Fortunately, The Ranier and any other non-DOD applications currently getting a 5.3L LM7 will still benefit from the non-DOD version of the LH6, which will replace the LM7. The LH6’s freer-flowing LS6 cylinder heads, oiling system upgrades and ignition system upgrades beat the outgoing LM7 to deliver 290hp and 325 lb.-ft. of torque (in both DOD and non-DOD form). It’s also worth noting that the upgrade to LS6 heads required a new piston to meet program requirements for compression and power. Strangely enough, that leaves only the GTO in the GM V-8 line-up as having the older, lesser-flowing heads of the LS1 (since LQ4, LQ9, LS6, LH6 and LS2 all have some variant of the improved LS6 head). GM, can we have the LS6 head for the GTO in the 2005 model?

Operationally, the LH6 always deactivates the same four cylinders in the firing order (1, 4, 6 and 7). According to Meaghan, lifter design and pushrod length are the same for all eight cylinders, but camshaft lobe profiles are different for the cylinders, which are deactivated. (This seems, in part, to contradict the GM media website, which states, “…in displacement-on-demand equipped engines, half of the cylinders have unique two-piece valve lifters…” -this being an important stipulation for those wanting to swap camshafts.)

For hot rodders wanting to modify their DOD-equipped LH6s, it’s important to know that the switching lifter has a lift limitation of 15mm (at the valve). The factory cam uses 12.2mm of that (about .480 inch), giving the LH6 a theoretical valve lift limit of .590 inch. It’s worth noting that this limit is for the lifter; a different valve spring would almost surely have to be used at this valve lift. Interestingly, it seems possible to grind a custom camshaft, which would only provide increased lift and duration to the non-DOD cylinders (2, 3, 5 and 8), thus allowing higher lift with standard non-switching lifters in those cylinders.

Before our interview ended, we asked one final question of Meagher: With four cylinders working the entire life of the engine and four cylinders working for approximately half that time, is there any extra maintenance or any deviation of maintenance from a normal V-8? To that Meagher says: “The service life of the engine will be the same as normal current engines. There are a couple of reasons for not making the service requirement any different for these four cylinders. One would be to avoid any confusion; the second, quite frankly, is that it’s not necessary.”
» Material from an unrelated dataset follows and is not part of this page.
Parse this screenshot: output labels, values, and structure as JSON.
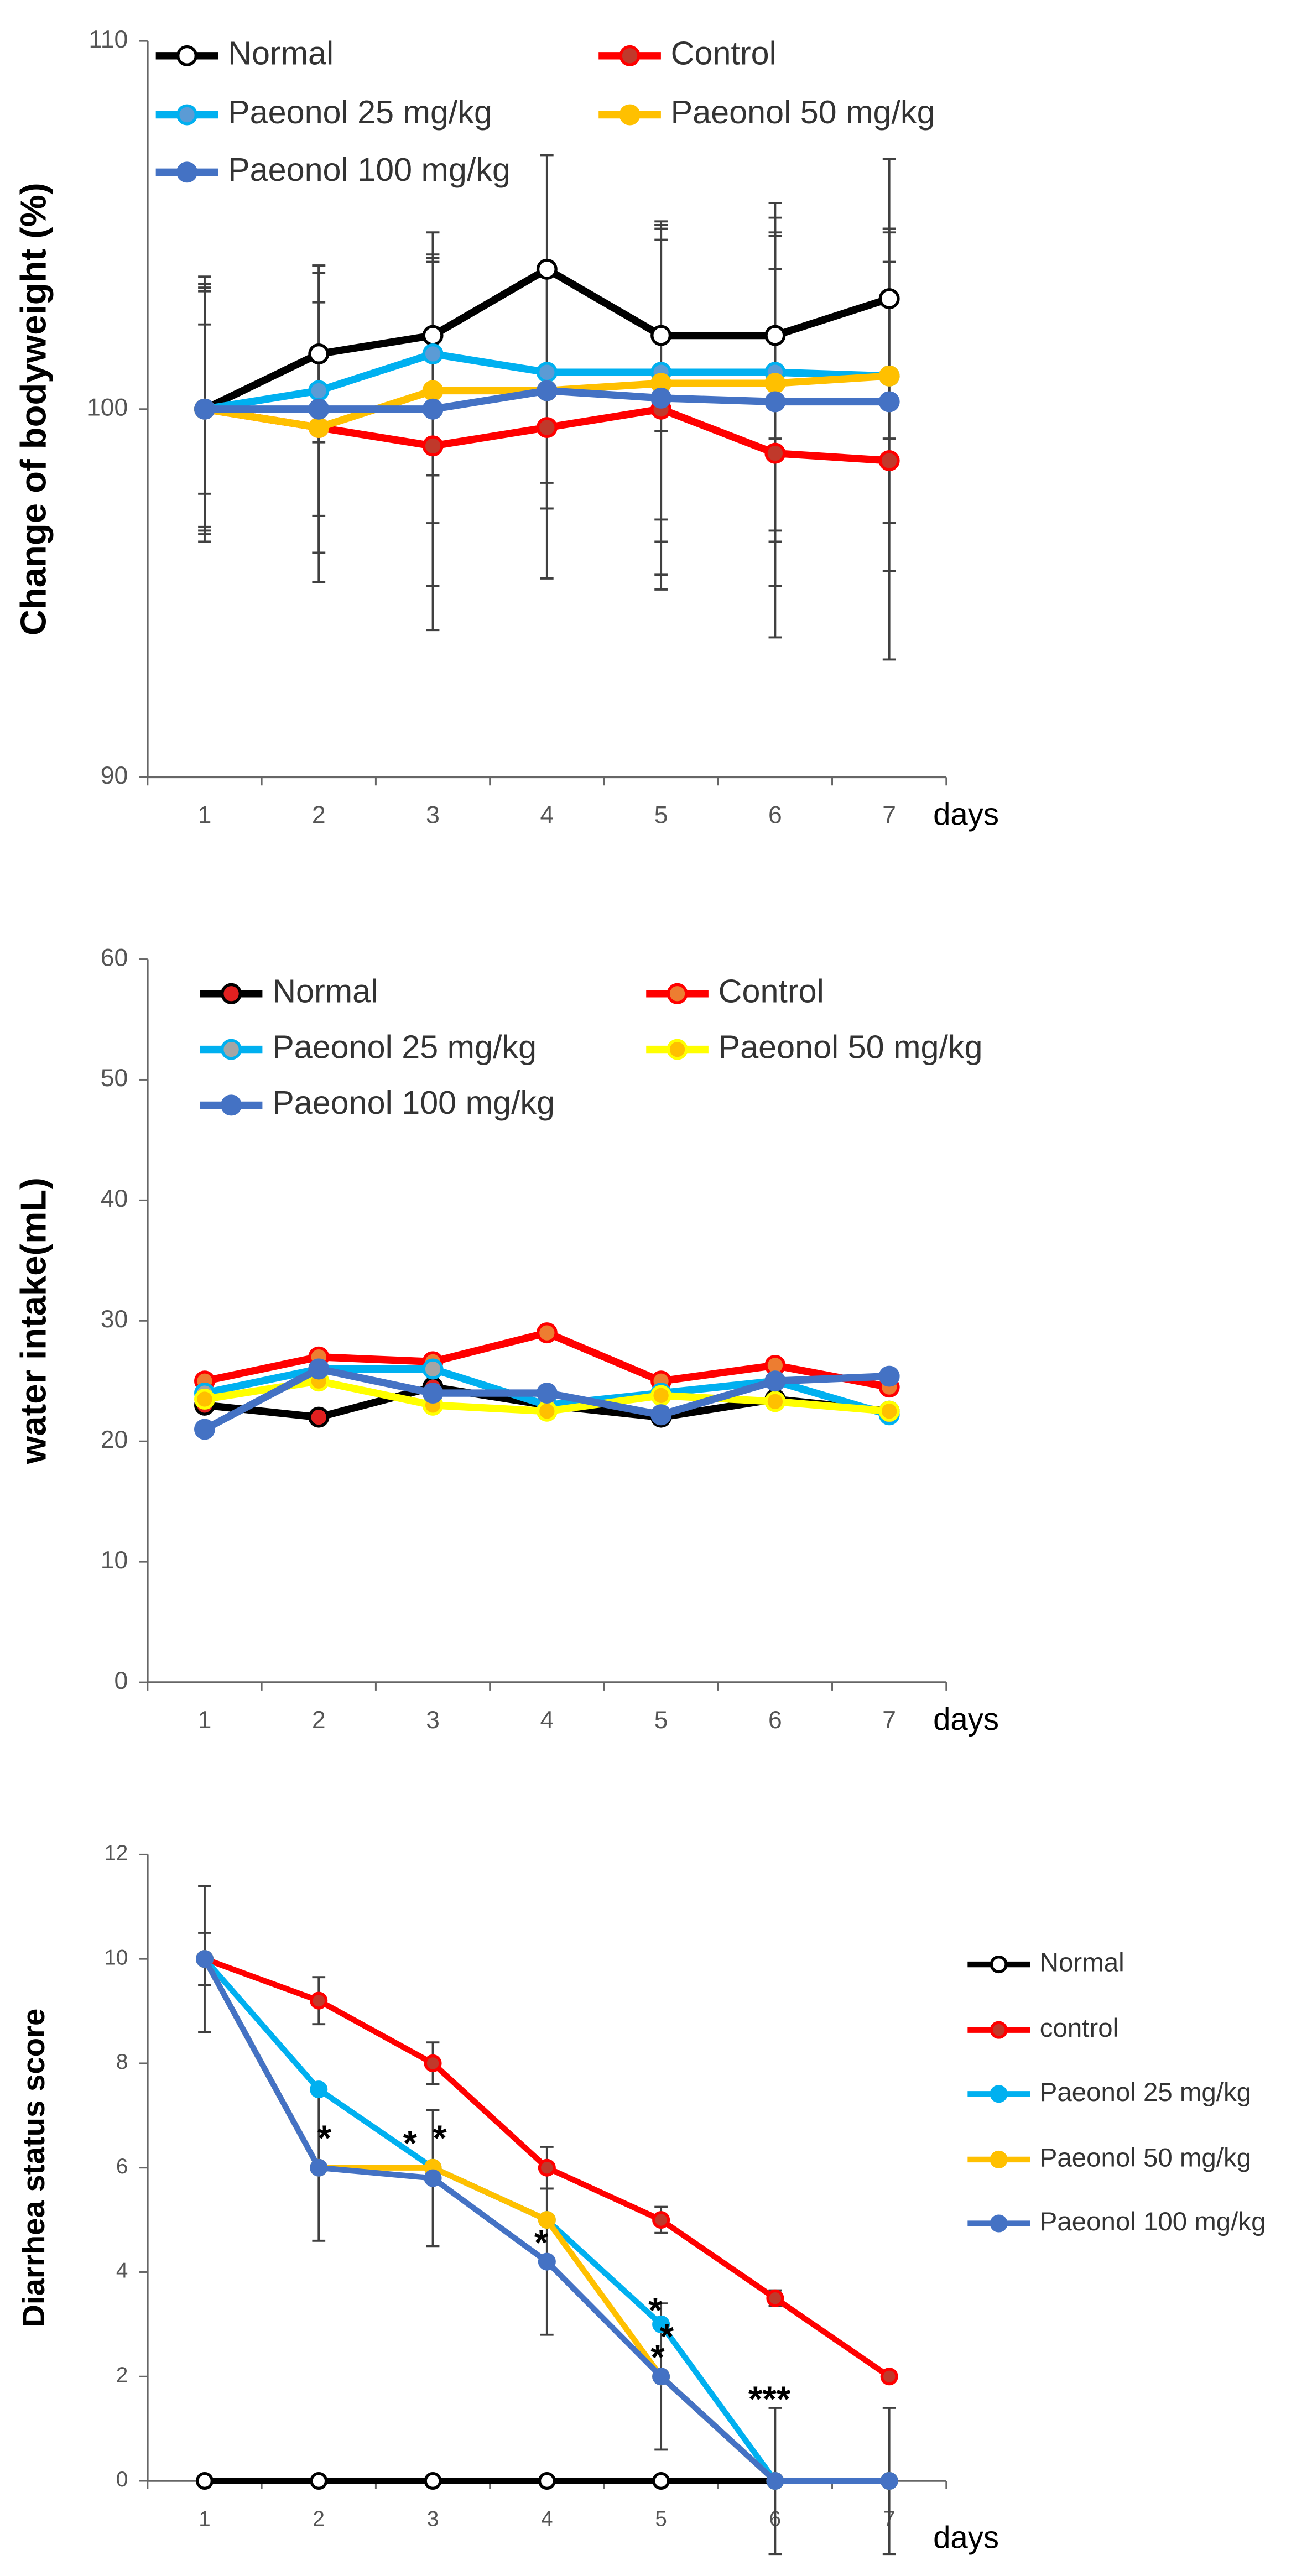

PHR would like to thank Tom Read of GM product communications for arranging the interview with Chris Meagher.

DOD JUNIOR

The LH6 isn’t the only engine that will receive the benefits of displacement-on-demand. We’ve already mentioned that Daimler-Chrysler’s Hemi will be getting some form of DOD in the near future–but we don’t have exact details of that yet. What we do know is that GM is coming out with a 3.9L V-6 (RPO code LZ8) which is scheduled to first appear in the 2005 Pontiac G6.

The “high value” 60-degree OHV V-6 will become the staple engine in vehicles which typically had the old 3100-, 3400- and more recent 3500-series engines (on which the LZ8 is based). Rated at 240hp at 5900 rpm and 245 lb.-ft. of torque at 2800 rpm, the 9.8:1 compression LZ8 will make 90 percent of its peak torque between 1800 and 5800 rpm. That compares very favorably with the venerable supercharged 3800 (RPO L67) which, in most iterations, makes 240hp at 5,200 rpm. What’s more, the LZ8 does it with only 100cc more displacement, two valves per cylinder, pushrods and no supercharger.

Like the LH6, the LZ8 will have electronic throttle control and cylinder deactivation (running on three cylinders to the LH6’s four), but will also throw into the mix variable valve timing and a variable intake manifold for dynamic runner tuning. Variable valve timing will be accomplished electronically by a gear-driven camshaft phaser capable of altering timing by as much as 40 degrees. As a happy coincidence, this feature will also allow the elimination of EGR control.

For the time being, the LZ8 will only be available in non-DOD form, but we’ve been assured that it will eventually appear. What’s more, the LZ8 is designed to work in a rear-wheel drive configuration, which would pave the way for its use in a future base-model Camaro. If that occurs, the LZ8 would trump the ‘05 Mustang’s base V-6 by nearly 40 horsepower while returning the same fuel economy.